Brian McClendon, engineering director for Google Earth and Google Maps, on tracking Santa. Video courtesy of Google and Norad.
Children wanting to track Santa Claus's global journey on Christmas Eve have a number of options this year.
As always, the North American Aerospace Defense Command (Norad) will be keeping tabs on Santa and children can follow his progress on Google Earth.
In addition, they can send e-mails to the tracking team or even follow Santa on Twitter.
This year marks the 50th anniversary of a tradition that started by accident in Colorado, in the US.
Father Christmas's journey will start at 1100 GMT and children worldwide can track his progress using Google Maps and Google Earth.
He will pass 24 "Santa cams" around the world, providing live video feeds of his progress, which will in turn be put onto Norad's YouTube channel as they happen.

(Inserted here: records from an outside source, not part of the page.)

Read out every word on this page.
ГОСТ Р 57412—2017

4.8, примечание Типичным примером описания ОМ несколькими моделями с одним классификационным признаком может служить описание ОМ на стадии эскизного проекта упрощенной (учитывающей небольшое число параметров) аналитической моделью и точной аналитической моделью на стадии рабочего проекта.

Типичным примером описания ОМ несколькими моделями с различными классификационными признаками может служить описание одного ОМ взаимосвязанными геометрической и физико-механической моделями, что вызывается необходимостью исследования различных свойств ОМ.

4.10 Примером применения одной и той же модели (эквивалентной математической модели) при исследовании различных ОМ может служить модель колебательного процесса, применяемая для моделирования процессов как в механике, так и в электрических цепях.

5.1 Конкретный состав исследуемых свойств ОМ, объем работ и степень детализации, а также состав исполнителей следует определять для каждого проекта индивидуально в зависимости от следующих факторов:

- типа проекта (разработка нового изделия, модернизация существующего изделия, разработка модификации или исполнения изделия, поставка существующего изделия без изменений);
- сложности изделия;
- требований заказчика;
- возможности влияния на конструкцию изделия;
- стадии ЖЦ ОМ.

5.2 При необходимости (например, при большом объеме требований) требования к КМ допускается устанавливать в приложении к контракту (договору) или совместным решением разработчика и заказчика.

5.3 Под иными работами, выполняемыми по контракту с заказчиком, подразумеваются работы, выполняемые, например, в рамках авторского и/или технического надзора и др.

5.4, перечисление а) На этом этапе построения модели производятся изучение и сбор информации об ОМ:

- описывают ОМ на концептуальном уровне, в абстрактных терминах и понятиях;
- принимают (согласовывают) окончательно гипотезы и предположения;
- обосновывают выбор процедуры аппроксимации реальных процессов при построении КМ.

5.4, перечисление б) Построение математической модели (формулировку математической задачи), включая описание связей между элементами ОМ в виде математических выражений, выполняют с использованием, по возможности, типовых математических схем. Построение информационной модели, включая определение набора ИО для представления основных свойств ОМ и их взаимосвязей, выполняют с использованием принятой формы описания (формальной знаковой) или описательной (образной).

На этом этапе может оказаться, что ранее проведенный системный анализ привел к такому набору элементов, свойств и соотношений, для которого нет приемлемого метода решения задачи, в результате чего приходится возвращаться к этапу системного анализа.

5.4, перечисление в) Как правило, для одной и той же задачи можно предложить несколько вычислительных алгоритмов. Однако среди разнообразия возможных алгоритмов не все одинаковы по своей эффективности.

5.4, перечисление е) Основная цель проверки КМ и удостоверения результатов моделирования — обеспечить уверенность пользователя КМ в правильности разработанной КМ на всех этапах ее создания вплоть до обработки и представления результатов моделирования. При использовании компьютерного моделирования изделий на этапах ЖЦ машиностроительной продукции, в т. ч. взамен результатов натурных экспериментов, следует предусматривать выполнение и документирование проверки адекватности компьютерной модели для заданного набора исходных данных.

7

For even more up-to-the-minute progress reports, Santa can be followed on the Twitter microblogging service, on which he is known as @noradsanta.
And lastly, Norad volunteers can answer e-mails about Santa's journey (the address is firstname.lastname@example.org).
Norad's 50-year tradition of tracking Father Christmas goes back to a misprint in a Colorado newspaper advertisement in 1955.
A local child wanting to know Santa's whereabouts dialled the phone number printed, which connected to the Continental Air Defense Command (Conad).
As more mistaken calls came in, the commander on the other end of the phone answered the queries and the tradition continued in 1958 when Conad became Norad.
The effort spread to the internet in 1998 and in 2007 Norad's Santa tracking site saw more than 10m visitors from 212 countries.
Volunteers fielded nearly 95,000 phone calls and 140,000 e-mails.
This year when Santa takes flight from the North Pole, more than 1,000 volunteers will be on hand to help out.